Assemblyman Joe Nation of Marin and Sonoma had his eye on the speaker’s post until Friday, when he threw his support to Frommer. “I saw a race with four candidates, none of whom was willing to step aside,” Nation explained, “and I saw this dragging on for weeks and months.”

Nation said Frommer, a moderate, was the right man to help grow the party’s majority and the right man to answer the two-part mantra that Democrats have been chanting for three weeks: Listen to voters who want politicians to change the way they do business in Sacramento without “abandoning our Democratic principles.”

Frommer would bring an understanding of bipartisanship that the other candidates, in solidly Democratic districts, lack. His 43rd Assembly District in Glendale, Burbank, North Hollywood and Los Feliz was unquestionably Republican until the mid-1990s.

He is a lawyer who practiced with a Los Angeles firm between stints as a political aide, including the top staff post with state Senator Art Torres, now the chairman of the California Democratic Party. But the rest of Frommer’s political pedigree looks like something of a mixed blessing at this particular time in state history. He was one of the closest aides to Gray Davis, advising Davis when he was controller and lieutenant governor. He served as political director of Davis’ 1998 gubernatorial campaign, and became the soon-to-be ex-governor’s first appointments secretary. Insiders say Frommer’s firsthand knowledge of the Governor’s Office could prove valuable — if he can overcome the lingering taint of his mentor’s recall.


Oropeza, who has climbed the political ladder from Long Beach school-board member to City Council to Sacramento, raised a ruckus in the Capitol several months ago when she circulated a letter soliciting support for her speakership bid. Several of her colleagues accused her of trying for an early ouster of Wesson, who appointed her chair of the powerful Budget Committee. It didn’t help that Wesson for a while was promoting a bill that would have added a couple of years to the current term limit and, the thought was, another year or two to his own speakership. But the term-limit bill went nowhere, and Oropeza explained that she was just doing what all would-be speakers had done in the past.

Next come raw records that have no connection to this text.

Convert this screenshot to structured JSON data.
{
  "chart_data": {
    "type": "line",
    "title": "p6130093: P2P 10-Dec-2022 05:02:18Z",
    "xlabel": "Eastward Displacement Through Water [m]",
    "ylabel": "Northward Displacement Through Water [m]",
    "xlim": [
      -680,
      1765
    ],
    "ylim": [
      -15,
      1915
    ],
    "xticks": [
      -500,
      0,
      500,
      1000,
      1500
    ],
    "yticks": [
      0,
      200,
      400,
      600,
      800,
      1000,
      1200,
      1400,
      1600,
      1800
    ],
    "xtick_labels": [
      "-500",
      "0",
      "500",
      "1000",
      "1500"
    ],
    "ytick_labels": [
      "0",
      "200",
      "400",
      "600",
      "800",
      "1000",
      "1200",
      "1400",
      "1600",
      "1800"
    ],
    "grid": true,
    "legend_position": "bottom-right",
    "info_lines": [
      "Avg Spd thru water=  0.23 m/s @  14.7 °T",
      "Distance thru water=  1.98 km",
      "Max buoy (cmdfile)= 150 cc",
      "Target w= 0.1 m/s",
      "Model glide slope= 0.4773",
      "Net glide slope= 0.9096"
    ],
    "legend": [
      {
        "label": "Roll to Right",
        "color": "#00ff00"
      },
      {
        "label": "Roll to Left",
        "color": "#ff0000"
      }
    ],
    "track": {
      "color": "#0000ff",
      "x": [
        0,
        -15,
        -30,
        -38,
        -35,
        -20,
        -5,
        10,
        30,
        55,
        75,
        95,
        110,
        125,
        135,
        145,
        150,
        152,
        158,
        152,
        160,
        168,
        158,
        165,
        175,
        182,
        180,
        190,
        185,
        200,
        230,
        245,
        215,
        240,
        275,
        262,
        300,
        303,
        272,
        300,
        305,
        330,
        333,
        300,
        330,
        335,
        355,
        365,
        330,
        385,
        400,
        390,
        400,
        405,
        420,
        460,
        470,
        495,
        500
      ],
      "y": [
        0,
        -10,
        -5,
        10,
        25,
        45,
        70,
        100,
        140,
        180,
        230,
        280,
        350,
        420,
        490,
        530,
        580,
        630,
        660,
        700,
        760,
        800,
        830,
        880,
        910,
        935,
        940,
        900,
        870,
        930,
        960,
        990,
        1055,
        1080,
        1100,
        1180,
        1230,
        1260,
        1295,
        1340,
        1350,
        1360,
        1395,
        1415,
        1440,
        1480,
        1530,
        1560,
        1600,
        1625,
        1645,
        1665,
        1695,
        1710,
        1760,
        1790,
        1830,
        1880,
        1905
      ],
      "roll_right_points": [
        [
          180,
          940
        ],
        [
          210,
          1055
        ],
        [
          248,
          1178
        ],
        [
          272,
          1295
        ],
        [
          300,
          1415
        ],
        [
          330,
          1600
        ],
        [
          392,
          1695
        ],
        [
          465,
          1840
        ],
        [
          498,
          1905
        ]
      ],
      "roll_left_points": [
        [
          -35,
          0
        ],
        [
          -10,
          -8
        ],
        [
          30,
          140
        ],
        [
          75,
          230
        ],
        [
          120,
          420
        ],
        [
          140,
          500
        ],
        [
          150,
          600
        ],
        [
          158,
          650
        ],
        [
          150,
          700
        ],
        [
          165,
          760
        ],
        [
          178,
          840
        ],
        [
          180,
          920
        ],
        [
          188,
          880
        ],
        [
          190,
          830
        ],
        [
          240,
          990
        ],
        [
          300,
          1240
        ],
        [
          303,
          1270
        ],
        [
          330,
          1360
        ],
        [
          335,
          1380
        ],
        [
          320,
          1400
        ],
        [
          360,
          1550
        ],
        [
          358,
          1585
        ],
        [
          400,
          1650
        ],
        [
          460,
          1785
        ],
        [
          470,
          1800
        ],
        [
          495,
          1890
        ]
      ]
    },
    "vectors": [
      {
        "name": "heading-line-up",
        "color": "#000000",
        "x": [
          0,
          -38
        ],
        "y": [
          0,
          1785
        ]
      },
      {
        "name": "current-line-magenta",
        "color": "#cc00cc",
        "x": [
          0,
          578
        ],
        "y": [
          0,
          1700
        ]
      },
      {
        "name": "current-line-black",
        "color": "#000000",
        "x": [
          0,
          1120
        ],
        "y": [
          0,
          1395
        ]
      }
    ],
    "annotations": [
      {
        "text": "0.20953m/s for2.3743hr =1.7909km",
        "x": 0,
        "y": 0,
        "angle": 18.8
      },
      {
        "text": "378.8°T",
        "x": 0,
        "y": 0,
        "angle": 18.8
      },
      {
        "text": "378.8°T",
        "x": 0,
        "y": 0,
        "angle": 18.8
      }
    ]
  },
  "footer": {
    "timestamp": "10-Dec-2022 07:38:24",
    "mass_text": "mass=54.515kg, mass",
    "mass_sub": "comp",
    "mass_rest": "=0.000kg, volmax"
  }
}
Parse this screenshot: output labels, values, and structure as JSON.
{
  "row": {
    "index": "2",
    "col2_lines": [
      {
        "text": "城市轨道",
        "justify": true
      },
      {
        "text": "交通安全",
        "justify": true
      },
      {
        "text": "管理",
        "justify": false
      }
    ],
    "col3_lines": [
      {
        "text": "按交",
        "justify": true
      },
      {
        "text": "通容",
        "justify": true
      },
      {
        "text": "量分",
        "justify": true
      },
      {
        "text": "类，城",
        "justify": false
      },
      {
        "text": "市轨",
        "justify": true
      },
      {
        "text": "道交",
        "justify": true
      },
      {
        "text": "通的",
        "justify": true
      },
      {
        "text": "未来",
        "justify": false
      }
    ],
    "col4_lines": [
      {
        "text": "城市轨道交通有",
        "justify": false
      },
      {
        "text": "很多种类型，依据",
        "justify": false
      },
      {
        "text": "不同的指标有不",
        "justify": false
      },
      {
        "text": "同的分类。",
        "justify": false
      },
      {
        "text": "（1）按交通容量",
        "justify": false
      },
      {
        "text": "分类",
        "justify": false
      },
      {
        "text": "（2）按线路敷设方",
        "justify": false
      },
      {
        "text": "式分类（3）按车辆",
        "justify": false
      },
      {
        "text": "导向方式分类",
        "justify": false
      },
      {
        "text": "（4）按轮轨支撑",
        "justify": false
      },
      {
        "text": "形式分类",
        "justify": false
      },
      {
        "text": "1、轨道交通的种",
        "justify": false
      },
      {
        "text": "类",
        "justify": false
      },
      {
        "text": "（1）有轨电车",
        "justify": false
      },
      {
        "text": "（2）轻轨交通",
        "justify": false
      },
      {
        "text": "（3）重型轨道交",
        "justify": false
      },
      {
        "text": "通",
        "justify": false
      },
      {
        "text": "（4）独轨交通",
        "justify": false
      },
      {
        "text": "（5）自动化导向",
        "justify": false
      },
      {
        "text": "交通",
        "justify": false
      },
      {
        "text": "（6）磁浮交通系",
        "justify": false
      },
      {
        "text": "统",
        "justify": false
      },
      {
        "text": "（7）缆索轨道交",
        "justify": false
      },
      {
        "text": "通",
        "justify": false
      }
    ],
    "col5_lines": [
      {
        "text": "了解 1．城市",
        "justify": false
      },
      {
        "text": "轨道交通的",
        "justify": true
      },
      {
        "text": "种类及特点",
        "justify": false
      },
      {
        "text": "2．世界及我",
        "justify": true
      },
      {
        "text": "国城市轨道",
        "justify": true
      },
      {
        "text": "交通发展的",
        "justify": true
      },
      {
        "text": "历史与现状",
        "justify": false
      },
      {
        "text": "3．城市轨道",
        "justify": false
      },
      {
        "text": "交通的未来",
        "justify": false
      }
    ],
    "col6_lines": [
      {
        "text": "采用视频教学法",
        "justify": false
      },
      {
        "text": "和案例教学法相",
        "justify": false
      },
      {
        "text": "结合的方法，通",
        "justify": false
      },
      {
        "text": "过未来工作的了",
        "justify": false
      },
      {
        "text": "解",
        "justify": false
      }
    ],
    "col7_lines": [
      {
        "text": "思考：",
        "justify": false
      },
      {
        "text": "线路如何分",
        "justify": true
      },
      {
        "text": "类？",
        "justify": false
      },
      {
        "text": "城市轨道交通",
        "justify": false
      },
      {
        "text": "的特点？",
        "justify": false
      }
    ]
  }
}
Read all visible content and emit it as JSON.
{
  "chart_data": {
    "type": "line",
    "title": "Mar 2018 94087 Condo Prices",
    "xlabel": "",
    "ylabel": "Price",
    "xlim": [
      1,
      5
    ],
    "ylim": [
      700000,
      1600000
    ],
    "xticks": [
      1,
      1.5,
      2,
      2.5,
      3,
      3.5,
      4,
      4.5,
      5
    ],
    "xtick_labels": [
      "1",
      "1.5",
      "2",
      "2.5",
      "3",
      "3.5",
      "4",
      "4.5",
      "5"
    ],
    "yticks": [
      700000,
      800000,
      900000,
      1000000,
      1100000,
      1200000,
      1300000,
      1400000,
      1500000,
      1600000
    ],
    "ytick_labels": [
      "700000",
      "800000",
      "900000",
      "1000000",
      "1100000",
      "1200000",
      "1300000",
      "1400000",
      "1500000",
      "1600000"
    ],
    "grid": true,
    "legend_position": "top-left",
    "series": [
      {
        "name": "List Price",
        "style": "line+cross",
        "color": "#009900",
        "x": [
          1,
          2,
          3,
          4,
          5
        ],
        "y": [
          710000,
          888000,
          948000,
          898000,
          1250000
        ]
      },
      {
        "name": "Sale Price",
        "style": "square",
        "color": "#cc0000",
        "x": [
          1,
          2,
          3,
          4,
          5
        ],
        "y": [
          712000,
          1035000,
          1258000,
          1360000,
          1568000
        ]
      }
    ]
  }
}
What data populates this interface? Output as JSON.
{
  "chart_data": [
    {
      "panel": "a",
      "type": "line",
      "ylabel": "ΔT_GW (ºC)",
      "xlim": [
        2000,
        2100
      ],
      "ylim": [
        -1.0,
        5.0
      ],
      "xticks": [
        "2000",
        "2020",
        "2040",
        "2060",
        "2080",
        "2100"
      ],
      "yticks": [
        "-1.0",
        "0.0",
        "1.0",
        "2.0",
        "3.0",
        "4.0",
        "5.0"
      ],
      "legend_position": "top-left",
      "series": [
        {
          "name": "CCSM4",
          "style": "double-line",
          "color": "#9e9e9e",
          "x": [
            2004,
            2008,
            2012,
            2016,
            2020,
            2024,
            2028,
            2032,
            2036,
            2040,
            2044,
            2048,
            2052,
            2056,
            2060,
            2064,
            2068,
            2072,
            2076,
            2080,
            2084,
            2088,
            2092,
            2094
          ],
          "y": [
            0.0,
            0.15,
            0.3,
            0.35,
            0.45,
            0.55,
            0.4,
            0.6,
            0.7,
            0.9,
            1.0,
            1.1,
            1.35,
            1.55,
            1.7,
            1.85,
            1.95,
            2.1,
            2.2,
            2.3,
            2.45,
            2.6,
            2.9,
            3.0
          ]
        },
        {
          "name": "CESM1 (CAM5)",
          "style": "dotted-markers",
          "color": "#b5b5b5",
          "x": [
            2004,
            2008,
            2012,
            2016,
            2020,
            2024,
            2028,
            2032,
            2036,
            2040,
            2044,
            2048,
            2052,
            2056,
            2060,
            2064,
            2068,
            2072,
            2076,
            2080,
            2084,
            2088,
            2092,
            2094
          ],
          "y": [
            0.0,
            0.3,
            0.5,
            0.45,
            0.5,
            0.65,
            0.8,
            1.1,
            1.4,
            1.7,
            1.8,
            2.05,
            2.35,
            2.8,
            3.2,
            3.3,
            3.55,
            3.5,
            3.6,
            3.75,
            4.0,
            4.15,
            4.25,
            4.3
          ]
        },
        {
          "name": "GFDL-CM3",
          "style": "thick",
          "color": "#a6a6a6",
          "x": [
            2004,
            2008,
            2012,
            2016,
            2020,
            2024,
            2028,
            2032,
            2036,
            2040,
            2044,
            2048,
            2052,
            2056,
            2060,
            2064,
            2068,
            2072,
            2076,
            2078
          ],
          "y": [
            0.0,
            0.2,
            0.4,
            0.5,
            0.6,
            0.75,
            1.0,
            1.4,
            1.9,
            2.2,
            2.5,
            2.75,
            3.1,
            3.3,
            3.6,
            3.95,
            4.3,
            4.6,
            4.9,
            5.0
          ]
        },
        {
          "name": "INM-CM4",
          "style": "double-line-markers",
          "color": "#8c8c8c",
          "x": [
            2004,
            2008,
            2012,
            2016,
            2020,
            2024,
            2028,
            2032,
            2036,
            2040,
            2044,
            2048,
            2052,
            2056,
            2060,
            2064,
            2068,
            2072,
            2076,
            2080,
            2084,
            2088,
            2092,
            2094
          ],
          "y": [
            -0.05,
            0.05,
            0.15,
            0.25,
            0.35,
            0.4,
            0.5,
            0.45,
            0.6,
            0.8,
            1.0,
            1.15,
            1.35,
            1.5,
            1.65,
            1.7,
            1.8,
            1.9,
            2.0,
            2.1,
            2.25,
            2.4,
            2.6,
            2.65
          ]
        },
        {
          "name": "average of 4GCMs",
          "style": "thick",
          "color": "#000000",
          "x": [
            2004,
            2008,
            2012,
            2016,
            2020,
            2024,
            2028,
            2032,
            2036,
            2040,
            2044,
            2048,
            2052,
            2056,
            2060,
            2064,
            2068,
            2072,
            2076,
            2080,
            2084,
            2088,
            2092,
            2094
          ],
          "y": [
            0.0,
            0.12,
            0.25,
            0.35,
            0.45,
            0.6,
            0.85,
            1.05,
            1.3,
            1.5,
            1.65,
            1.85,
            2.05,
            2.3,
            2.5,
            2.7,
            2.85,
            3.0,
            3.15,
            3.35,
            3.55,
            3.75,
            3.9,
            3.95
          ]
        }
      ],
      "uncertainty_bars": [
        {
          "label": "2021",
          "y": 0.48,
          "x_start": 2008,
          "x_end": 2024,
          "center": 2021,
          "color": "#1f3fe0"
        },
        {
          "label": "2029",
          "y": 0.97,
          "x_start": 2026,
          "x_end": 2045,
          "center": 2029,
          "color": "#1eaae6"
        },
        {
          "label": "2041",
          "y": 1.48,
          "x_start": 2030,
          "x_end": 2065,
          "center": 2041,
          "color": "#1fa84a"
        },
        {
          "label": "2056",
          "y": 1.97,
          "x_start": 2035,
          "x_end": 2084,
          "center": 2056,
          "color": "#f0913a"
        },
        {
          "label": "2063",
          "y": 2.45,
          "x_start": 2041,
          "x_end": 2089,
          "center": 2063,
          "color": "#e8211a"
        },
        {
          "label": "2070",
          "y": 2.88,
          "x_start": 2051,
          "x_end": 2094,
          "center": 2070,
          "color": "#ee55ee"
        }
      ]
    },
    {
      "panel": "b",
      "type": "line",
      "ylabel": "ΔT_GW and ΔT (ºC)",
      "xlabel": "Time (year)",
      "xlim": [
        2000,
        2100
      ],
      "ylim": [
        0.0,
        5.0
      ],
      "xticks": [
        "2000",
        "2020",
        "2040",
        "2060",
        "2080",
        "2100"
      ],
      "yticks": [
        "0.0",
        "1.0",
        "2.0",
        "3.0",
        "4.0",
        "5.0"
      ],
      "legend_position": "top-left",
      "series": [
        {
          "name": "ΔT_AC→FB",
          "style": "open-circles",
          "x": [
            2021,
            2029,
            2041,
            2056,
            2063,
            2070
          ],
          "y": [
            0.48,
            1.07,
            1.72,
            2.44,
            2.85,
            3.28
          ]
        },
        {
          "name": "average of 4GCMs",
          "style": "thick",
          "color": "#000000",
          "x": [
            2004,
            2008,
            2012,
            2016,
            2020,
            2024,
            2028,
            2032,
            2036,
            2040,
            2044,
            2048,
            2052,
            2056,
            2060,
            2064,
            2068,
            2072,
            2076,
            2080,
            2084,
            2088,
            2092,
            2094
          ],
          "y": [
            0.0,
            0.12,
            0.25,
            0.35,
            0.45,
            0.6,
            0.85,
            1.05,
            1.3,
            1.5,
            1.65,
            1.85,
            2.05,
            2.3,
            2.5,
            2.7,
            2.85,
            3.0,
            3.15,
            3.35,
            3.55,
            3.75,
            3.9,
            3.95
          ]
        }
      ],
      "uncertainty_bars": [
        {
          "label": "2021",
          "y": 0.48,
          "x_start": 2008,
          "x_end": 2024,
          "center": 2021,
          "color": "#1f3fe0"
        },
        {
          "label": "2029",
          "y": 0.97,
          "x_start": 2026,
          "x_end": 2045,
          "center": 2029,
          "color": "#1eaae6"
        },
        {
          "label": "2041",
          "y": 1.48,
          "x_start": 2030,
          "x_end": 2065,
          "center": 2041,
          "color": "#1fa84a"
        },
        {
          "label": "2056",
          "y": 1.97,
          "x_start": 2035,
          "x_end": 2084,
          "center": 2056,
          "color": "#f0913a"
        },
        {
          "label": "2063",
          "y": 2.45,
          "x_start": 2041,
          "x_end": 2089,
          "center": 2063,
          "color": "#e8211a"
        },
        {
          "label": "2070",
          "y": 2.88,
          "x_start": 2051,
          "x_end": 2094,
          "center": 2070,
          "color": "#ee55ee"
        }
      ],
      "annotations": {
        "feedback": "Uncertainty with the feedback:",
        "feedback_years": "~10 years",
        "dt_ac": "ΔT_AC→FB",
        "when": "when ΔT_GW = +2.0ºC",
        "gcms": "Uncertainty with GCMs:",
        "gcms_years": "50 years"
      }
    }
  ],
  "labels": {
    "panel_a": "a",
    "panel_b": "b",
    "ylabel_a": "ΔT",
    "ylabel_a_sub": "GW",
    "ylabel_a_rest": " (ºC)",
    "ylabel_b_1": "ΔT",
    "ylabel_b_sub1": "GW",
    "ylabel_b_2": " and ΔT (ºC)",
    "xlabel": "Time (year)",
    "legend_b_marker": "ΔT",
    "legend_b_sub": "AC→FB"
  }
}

Insiders give Oropeza the edge in gathering her colleagues’ votes — but she hasn’t been able to snag the extra three or four that would give her the unquestioned lead.

She said her style, which she described as team building, makes her the best person to lead the caucus — and to negotiate with Schwarzenegger. The biggest impediment to progress, she said, won’t be her, but the Republicans to the new governor’s right. “If he’s able to handle them, I think there’s a lot that we can get done,” she said. “Because it should be about governing to the middle, and I know that I’m ready to go there. Certainly not abandoning Democratic core values.”

Nunez is the surprise candidate, the freshman progressive who hasn’t yet finished his first year in the Assembly. Still, he said, many of his colleagues have called on him to make a play for speaker.

“I don’t think [the recall] is a call to the Legislature to move to the right,” Nunez said. But he added that as speaker his job would be “protecting what we’ve been able to achieve until now — but being very conciliatory going forward. We have got to improve the business climate in California.”

Nunez was political director for the Los Angeles County Federation of Labor and a lobbyist for the Los Angeles Unified School District before being elected last year to represent the downtown district formerly held by Gil Cedillo.

Some in the Assembly refuse to back Nunez, saying this is no time to pick a leader with so little experience in elected office. Nunez countered that the Assembly would benefit from his “progressive view of the world but also my very practical approach.” But he added:

“It will be somebody who can fight for our caucus. The Assembly will be in good hands.”